In case anyone doesn’t know, once a year, Mark Coker does a survey to track sales across their distribution channels to see what common things the bestselling self-published books have in common.
I wanted to import the slideshow into this post, but my tech know-how isn’t all that wonderful. So I opted to link to it for reference.
I thought some of the findings were worth discussing on this blog. If anyone wants to add their thoughts in the comments below, please do. There might be something I missed.
Observation #1: Authors who sell more books tend to be active online.
This isn’t 100% true for all commercially successful authors, but overall, being involved online helps to sell your books. When I say being active, I don’t mean these authors are going around posting tweets and Facebook updates with “Here’s my book and where you can buy it” all the time. Those authors usually don’t sell well.
Having an online presence means you’re making it easy for people to find you and your books. A website and/or blog is a great way to showcase your work. I like to think of them as “home”. It’s where you can put your books up and talk about them. Now, what you choose to blog about can vary, but I do suggest having your books featured on pages within your blog, if you have one.
As for places like Twitter, Facebook, and Google +, the big thing is to be social. Hang out. Engage with others. Be conversational. You can have a link to your website/blog on your profile. If someone takes an interest in something you say, they’re probably going to check your profile. So make sure you build up those profile pages. My advice is to let the profile pages do your marketing for you. But when you’re engaging with people on these sites, don’t be there to sell your books. (Now, I do recommend letting people know when the book is first put up on pre-order, if you have a cover reveal, or when it’s released, but keep the marketing to a minimum. At least 80% should be social engagement that has nothing to do with your books.)
Observation #2: For fiction, price points $2.99, and $3.99 seem to be the best, with $3.99 having a slight more advantage.
The $0.99 price point moves books, and I think it can be used for promotions and even as a loss leader to introduce people to your work. But I do think if you are looking for profit, your best price points are in the $2.99-$3.99 range.
I suspect the sweet spot for pricing also varies with the genre you’re writing in fiction. I mainly write romance. I’ve heard romance readers watch their spending because they can go through a book or two a day. I’ve also heard other genres (such as thrillers and science fiction) have readers who are more likely to pay a higher price for books than romance readers are. These were not discussed in this Smashwords survey. These are things I gathered from talking with other authors over the years. So for me, I keep my books priced low ($0.99 or $2.99), though some romance authors do better at higher prices.
What seems to be clear from this survey and the one from 2014 is $1.99 is a horrible price for a book. I would stay clear from that price point based on the findings.
Nonfiction can sell higher than fiction. What the ideal price point for that is, I don’t know.
Observation #3: Pre-orders can help you sell more books.
In the survey, it seems a book that starts out as a pre-order will do 3.5 times better than a book that wasn’t. Do authors who have a larger platform with a larger readership have a bigger advantage over those that don’t? Of course. But that is going to be normal even if there was no pre-order.

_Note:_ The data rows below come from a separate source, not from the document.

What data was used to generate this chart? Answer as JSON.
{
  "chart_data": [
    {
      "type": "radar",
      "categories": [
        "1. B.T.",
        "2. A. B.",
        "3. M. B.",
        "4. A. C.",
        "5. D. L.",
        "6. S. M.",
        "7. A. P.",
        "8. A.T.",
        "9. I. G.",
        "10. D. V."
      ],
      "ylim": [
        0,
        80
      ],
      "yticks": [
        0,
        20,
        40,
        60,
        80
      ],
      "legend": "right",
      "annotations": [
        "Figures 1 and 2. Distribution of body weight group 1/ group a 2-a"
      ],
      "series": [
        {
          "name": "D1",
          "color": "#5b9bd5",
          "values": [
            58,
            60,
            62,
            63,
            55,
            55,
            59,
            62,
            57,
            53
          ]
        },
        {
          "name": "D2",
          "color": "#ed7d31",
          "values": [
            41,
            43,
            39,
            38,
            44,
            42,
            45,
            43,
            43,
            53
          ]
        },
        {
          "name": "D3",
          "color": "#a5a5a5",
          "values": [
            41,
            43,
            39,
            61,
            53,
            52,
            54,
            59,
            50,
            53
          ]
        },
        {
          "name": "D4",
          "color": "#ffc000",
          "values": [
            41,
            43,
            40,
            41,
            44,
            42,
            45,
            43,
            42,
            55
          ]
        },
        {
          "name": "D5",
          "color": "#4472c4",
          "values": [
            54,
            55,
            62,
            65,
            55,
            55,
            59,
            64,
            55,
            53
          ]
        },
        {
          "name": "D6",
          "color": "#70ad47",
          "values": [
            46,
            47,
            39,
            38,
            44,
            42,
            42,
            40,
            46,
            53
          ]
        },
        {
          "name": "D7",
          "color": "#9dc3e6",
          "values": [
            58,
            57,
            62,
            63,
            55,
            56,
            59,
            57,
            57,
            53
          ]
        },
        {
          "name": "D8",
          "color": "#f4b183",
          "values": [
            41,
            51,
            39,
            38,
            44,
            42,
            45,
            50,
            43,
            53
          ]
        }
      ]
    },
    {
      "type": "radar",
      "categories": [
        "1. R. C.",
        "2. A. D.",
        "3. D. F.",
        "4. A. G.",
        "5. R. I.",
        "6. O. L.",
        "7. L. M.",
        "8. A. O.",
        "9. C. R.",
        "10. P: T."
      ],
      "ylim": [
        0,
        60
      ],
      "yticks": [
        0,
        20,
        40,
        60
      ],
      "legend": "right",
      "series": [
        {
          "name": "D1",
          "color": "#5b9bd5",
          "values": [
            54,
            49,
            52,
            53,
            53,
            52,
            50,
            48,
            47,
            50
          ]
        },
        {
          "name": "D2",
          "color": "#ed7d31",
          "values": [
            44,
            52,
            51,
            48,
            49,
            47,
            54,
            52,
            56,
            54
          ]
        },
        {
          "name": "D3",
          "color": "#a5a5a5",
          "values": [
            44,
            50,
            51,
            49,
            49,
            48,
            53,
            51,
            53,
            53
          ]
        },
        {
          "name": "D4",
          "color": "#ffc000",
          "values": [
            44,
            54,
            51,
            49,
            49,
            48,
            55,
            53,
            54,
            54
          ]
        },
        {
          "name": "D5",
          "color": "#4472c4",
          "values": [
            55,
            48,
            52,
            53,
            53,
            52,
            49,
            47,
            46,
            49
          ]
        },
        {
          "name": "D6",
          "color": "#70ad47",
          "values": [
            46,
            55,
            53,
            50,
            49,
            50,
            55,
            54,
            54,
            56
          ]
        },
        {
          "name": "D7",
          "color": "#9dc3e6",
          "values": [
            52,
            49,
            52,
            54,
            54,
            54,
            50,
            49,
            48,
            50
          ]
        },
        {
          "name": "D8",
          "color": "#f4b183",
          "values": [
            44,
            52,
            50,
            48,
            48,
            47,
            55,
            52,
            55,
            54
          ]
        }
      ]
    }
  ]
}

I love pre-orders, but I don’t see massive pre-orders on my books flooding in. I don’t think it’s realistic to expect that. You can increase your chances of hitting a bestselling list in your category at iBooks or Kobo the longer you have your book available as a pre-order. iBooks and Kobo will accumulate the pre-orders, so when your book is released, you get credited for all those pre-orders as if you sold that many copies on that day. I love that feature. Amazon doesn’t do that, and I don’t think Barnes & Noble does either.

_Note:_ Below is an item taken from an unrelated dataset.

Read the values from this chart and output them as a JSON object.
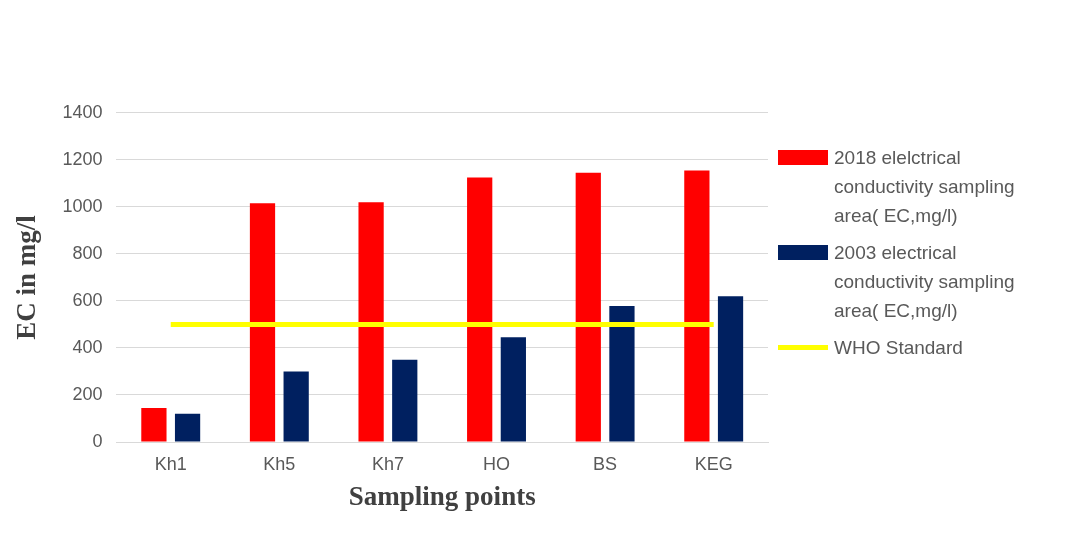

My thinking is, if you can give yourself an advantage, even if it’s a small one, why not take it? Pre-orders are easy to do, and they help save time on release date since the book is already uploaded. I wrote a post on ideas on promoting a pre-order. (As always, if you can think of anything else to add, please do. One person in the comments suggested a special promotional price during the pre-order period, which I thought was a good idea. I might have to use that one in the future.)
Observation #4: Series where the first book is free sell 66% better than series where the first book has a price tag on it.

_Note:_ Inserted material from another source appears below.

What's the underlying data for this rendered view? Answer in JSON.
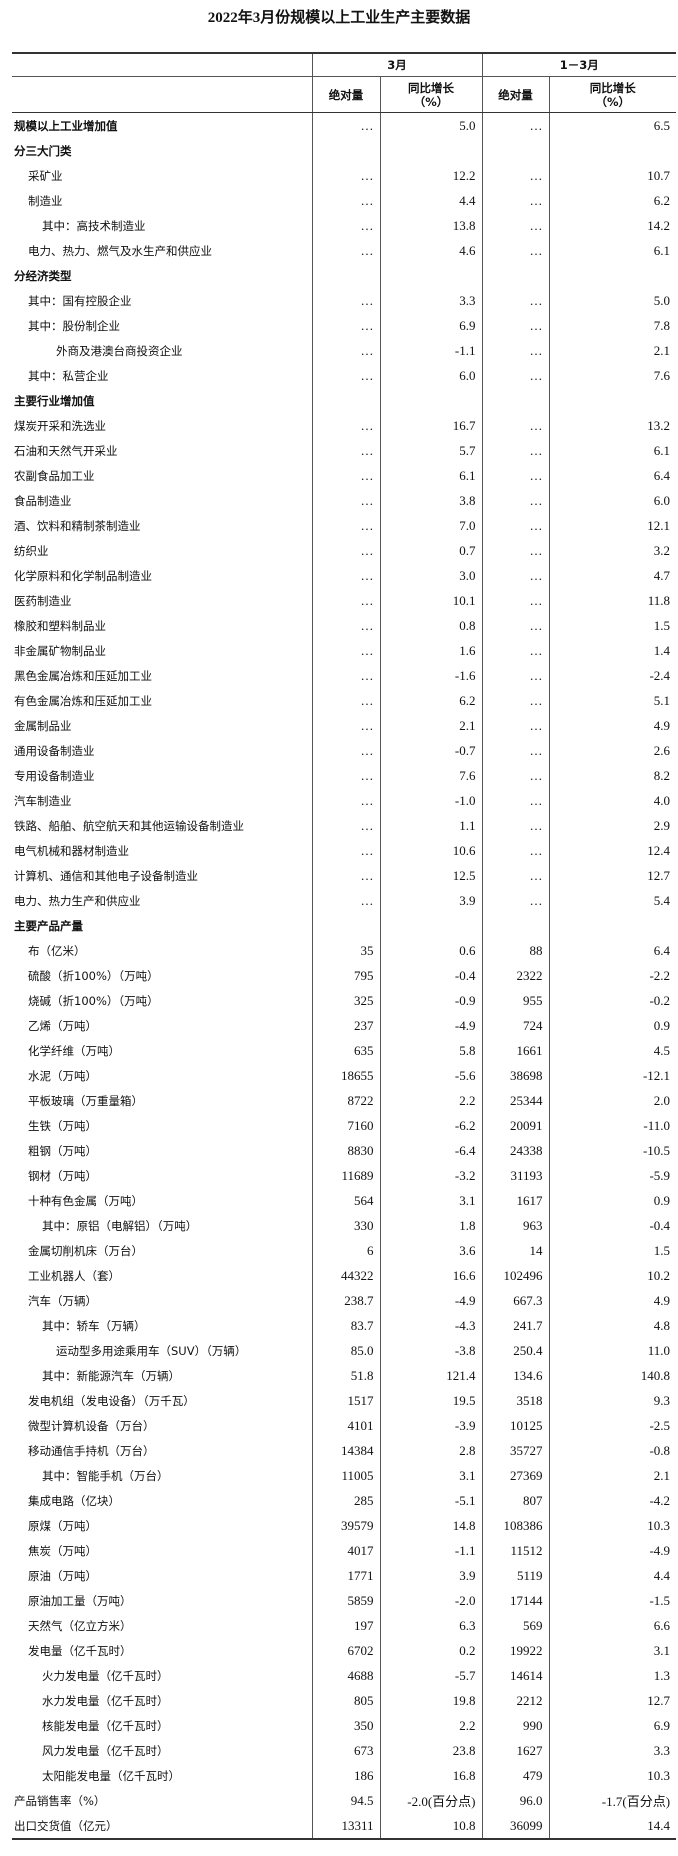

This one surprised me the most. The 66% trend was higher than I expected. I have heard authors say putting the first book at free has helped sell the rest of the books in their series. But I also know authors who have had their first book at free and didn’t see an increase in sales for the other books in the series. I have priced the first book of every series I have at free. Some series do better than others. Overall, I have noticed the series does do better if the first book is free, even if it’s not a huge jump in sales.
I just listened to a podcast at The Creative Penn, and Dan Wood from Draft2Digital recommends using this strategy, too. He found authors who do this sell 3 times as much as authors who don’t. (As a side note, he recommends assetless pre-orders, too, which I just talked about above.)
Those are the takeaways I got from the Smashwords 2015 survey. Does anyone have any other ones or have anything to add? There might have been something I missed.